Thank you for your interest in the Certified in Data Science ™ certification.
IPMC ™ AAPM Global Board of Standards issues the Certified in Data Science ™ Online Certification
Study method: Self-paced learning style with the aid of a Guide book, this book may not be provided for some courses. If a guide book is not available, you may need to browse through videos available on YouTube if necessary however individual with sufficient experience while performing his/her role as a network engineer will not face difficulty in taking the exam.
Requirements: i) Diploma / Degree ii) 3+ years experience in data analytics iii) Pass the CDS examination
To qualify for the Certified in Data Science ™certification, you need to complete the following steps:
- Complete the Mandatory Candidate Information (MCI)

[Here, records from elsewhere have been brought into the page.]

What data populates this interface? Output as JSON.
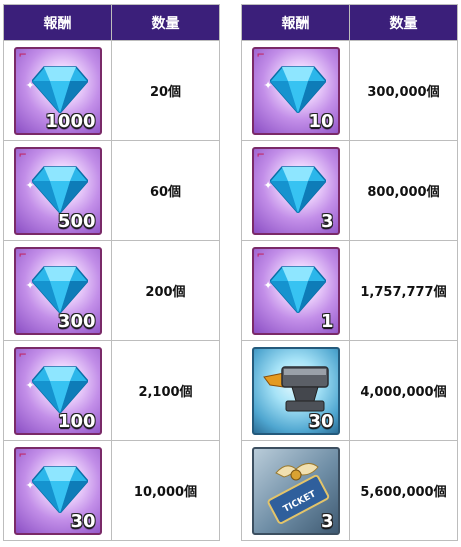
{
  "headers": {
    "reward": "報酬",
    "quantity": "数量"
  },
  "left": [
    {
      "item_count": "1000",
      "quantity": "20個",
      "icon": "blue-crystal-icon"
    },
    {
      "item_count": "500",
      "quantity": "60個",
      "icon": "blue-crystal-icon"
    },
    {
      "item_count": "300",
      "quantity": "200個",
      "icon": "blue-crystal-icon"
    },
    {
      "item_count": "100",
      "quantity": "2,100個",
      "icon": "blue-crystal-icon"
    },
    {
      "item_count": "30",
      "quantity": "10,000個",
      "icon": "blue-crystal-icon"
    }
  ],
  "right": [
    {
      "item_count": "10",
      "quantity": "300,000個",
      "icon": "blue-crystal-icon"
    },
    {
      "item_count": "3",
      "quantity": "800,000個",
      "icon": "blue-crystal-icon"
    },
    {
      "item_count": "1",
      "quantity": "1,757,777個",
      "icon": "blue-crystal-icon"
    },
    {
      "item_count": "30",
      "quantity": "4,000,000個",
      "icon": "anvil-icon"
    },
    {
      "item_count": "3",
      "quantity": "5,600,000個",
      "icon": "winged-ticket-icon",
      "ticket_text": "TICKET"
    }
  ]
}
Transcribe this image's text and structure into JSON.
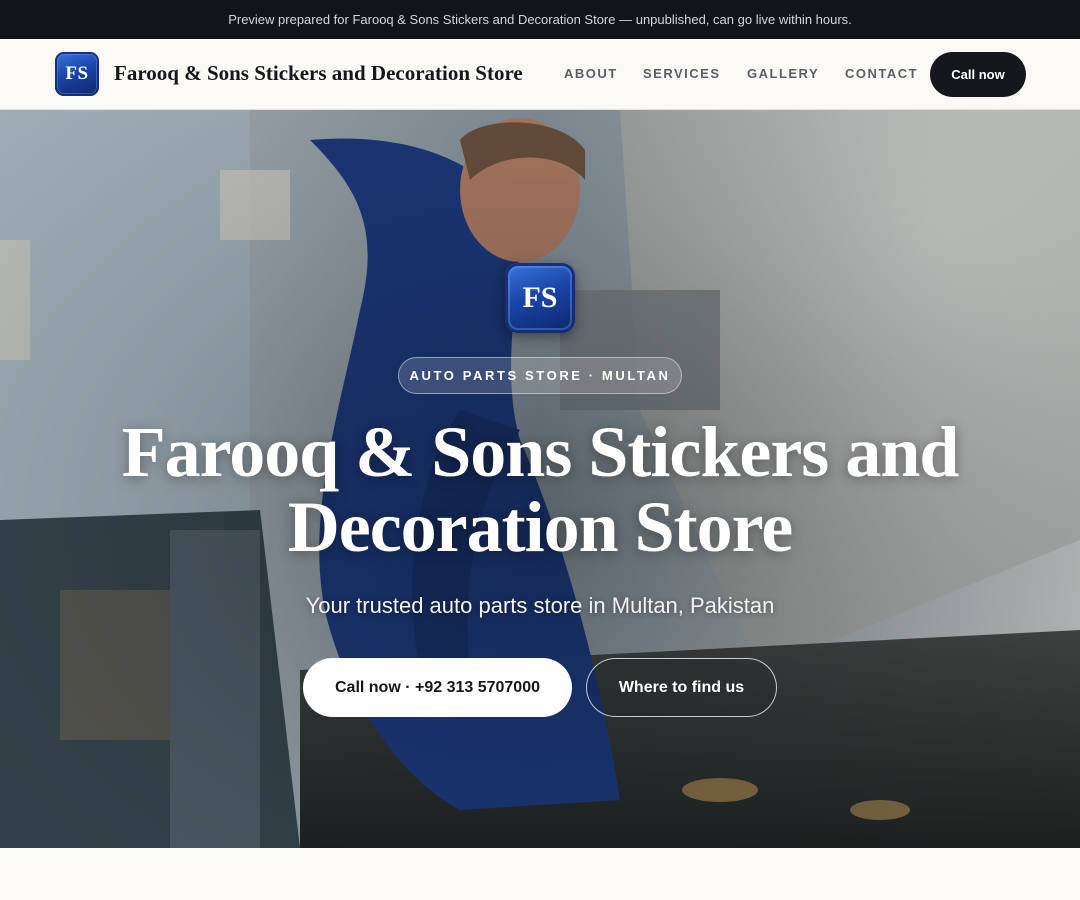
{
  "preview_bar": {
    "text": "Preview prepared for Farooq & Sons Stickers and Decoration Store — unpublished, can go live within hours."
  },
  "nav": {
    "logo_text": "FS",
    "brand": "Farooq & Sons Stickers and Decoration Store",
    "links": [
      "ABOUT",
      "SERVICES",
      "GALLERY",
      "CONTACT"
    ],
    "cta": "Call now"
  },
  "hero": {
    "logo_text": "FS",
    "badge": "AUTO PARTS STORE · MULTAN",
    "title": "Farooq & Sons Stickers and Decoration Store",
    "subtitle": "Your trusted auto parts store in Multan, Pakistan",
    "primary_button": "Call now · +92 313 5707000",
    "secondary_button": "Where to find us"
  },
  "colors": {
    "dark": "#15171c",
    "logo_blue": "#1a45a8",
    "background": "#faf9f6"
  }
}
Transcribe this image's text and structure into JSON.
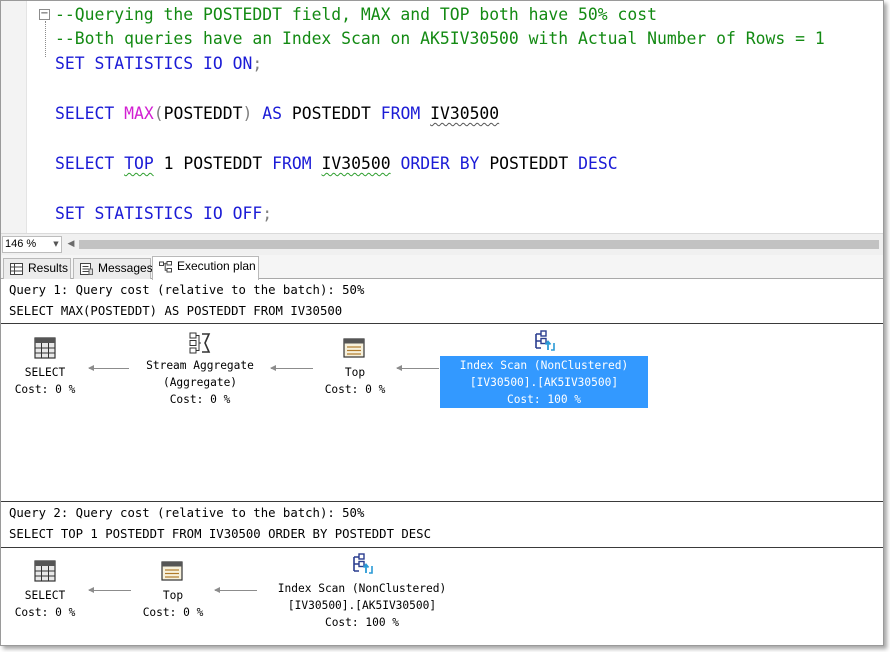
{
  "editor": {
    "line1": "--Querying the POSTEDDT field, MAX and TOP both have 50% cost",
    "line2": "--Both queries have an Index Scan on AK5IV30500 with Actual Number of Rows = 1",
    "line3": {
      "kw_set": "SET",
      "kw_stats": "STATISTICS",
      "kw_io": "IO",
      "kw_on": "ON",
      "punct": ";"
    },
    "line4": {
      "kw_select": "SELECT",
      "fn_max": "MAX",
      "paren_open": "(",
      "col": "POSTEDDT",
      "paren_close": ")",
      "kw_as": "AS",
      "alias": "POSTEDDT",
      "kw_from": "FROM",
      "table": "IV30500"
    },
    "line5": {
      "kw_select": "SELECT",
      "kw_top": "TOP",
      "num": "1",
      "col": "POSTEDDT",
      "kw_from": "FROM",
      "table": "IV30500",
      "kw_order": "ORDER",
      "kw_by": "BY",
      "col2": "POSTEDDT",
      "kw_desc": "DESC"
    },
    "line6": {
      "kw_set": "SET",
      "kw_stats": "STATISTICS",
      "kw_io": "IO",
      "kw_off": "OFF",
      "punct": ";"
    },
    "fold_symbol": "−"
  },
  "zoom": {
    "value": "146 %",
    "arrow": "▼",
    "scroll_left": "◀"
  },
  "tabs": [
    {
      "label": "Results"
    },
    {
      "label": "Messages"
    },
    {
      "label": "Execution plan"
    }
  ],
  "plan": {
    "query1": {
      "header": "Query 1: Query cost (relative to the batch): 50%",
      "statement": "SELECT MAX(POSTEDDT) AS POSTEDDT FROM IV30500",
      "ops": {
        "select": {
          "name": "SELECT",
          "cost": "Cost: 0 %"
        },
        "stream_aggregate": {
          "name": "Stream Aggregate",
          "sub": "(Aggregate)",
          "cost": "Cost: 0 %"
        },
        "top": {
          "name": "Top",
          "cost": "Cost: 0 %"
        },
        "index_scan": {
          "name": "Index Scan (NonClustered)",
          "object": "[IV30500].[AK5IV30500]",
          "cost": "Cost: 100 %"
        }
      }
    },
    "query2": {
      "header": "Query 2: Query cost (relative to the batch): 50%",
      "statement": "SELECT TOP 1 POSTEDDT FROM IV30500 ORDER BY POSTEDDT DESC",
      "ops": {
        "select": {
          "name": "SELECT",
          "cost": "Cost: 0 %"
        },
        "top": {
          "name": "Top",
          "cost": "Cost: 0 %"
        },
        "index_scan": {
          "name": "Index Scan (NonClustered)",
          "object": "[IV30500].[AK5IV30500]",
          "cost": "Cost: 100 %"
        }
      }
    }
  },
  "colors": {
    "keyword": "#1b1bd6",
    "function": "#d21fd2",
    "comment": "#138a13",
    "selection": "#3399ff"
  }
}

- Complete the payment upon receipt of the invoice
- Take the examination when you’re ready
Examination: email to request the password to the examination questions when you are ready to take the exam. Although you can take the exam at anytime we encourage you to complete the exam within 10 days from the date you have successfully registered in this course. The examination comprised of 50 questions; Passing grade is 70%. You will be notified should you fail in the exam and a second attempt will be given at no additional charge.
Course fee: Includes Certified in Data Science certificate, membership certificate, examination fee, and shipping.
Mandatory Candidate Information : please include the Title of the Certification Course that you wish to apply in the subject line when submitting the following information and attach a latest copy of your C.V. email to email@example.com
1) Full Name:
2) Shipping Address: Country , Address Line 1, Address Line 2, City, State / Capital, Zip code
3) Name on Certificate: (indicate the name that you wish to print on the certificate, name will be printed as per the letter case indicated here)
4) Mobile number:
The AAPM AMERICAN ACADEMY OF PROJECT MANAGEMENT ® GAFM/IBS International Board of Standards is the first graduate global Board of Standards for project management industry professionals to earn Accreditation under the TUV-OE European Standards for ISO 9001 Certification and ISO 29990 Certification. AAPM is also a chartered member of the CHEA Council for Higher Education Accreditation – International Quality Group (CHEA/CIQG) Memorandum of Affiliation is designed to engage quality assurance and accrediting organizations in a shared effort to affirm and promote fundamental principles for higher education quality.with
BENEFITS OF CERTIFICATION FOR DATA SCIENTIST
- Developing Big Data Management and Leadership through the promotion of specialty certification as a vehicle for post-licensure professional development.
- Advancing Technology through the development of specialized body of knowledge for utilization during the certification process.
- Advocating Lifelong Learning through the requirement of on-going professional development in the re-certification process after achieving licensure and professional experience.
- Promoting the Data Science profession through the provision of specialty certification as a broadly recognized, specialized credential in the practice of Big data management.
- Certification is an advanced qualification beyond licensure recognized by clients, employers, peers, societies, communities, and the public.
- Certification provides tangible evidence that an individual has excelled in their specialty field of data analytics.
- Certification demonstrates attainment of a body of knowledge within a specialty area of data analytics and commitment to stay current on new technological innovations.
- Certification demonstrates a strong commitment to professionalism through its ethics and continuing professional development requirements.
- Certification allows Data Scientist to maintain significant input into the advanced credentialing process.
- Certification provides clients with an assurance that they are engaging highly qualified and certified Data Scientist in their organization.
You need knowledge on Big data, data analysis and visualization, Python programming, Python for data science and Machine learning, ETL, data processing, supervised learning (classification), unsupervised learning (clustering), supervised learning (regression), model evaluation, applications of data science.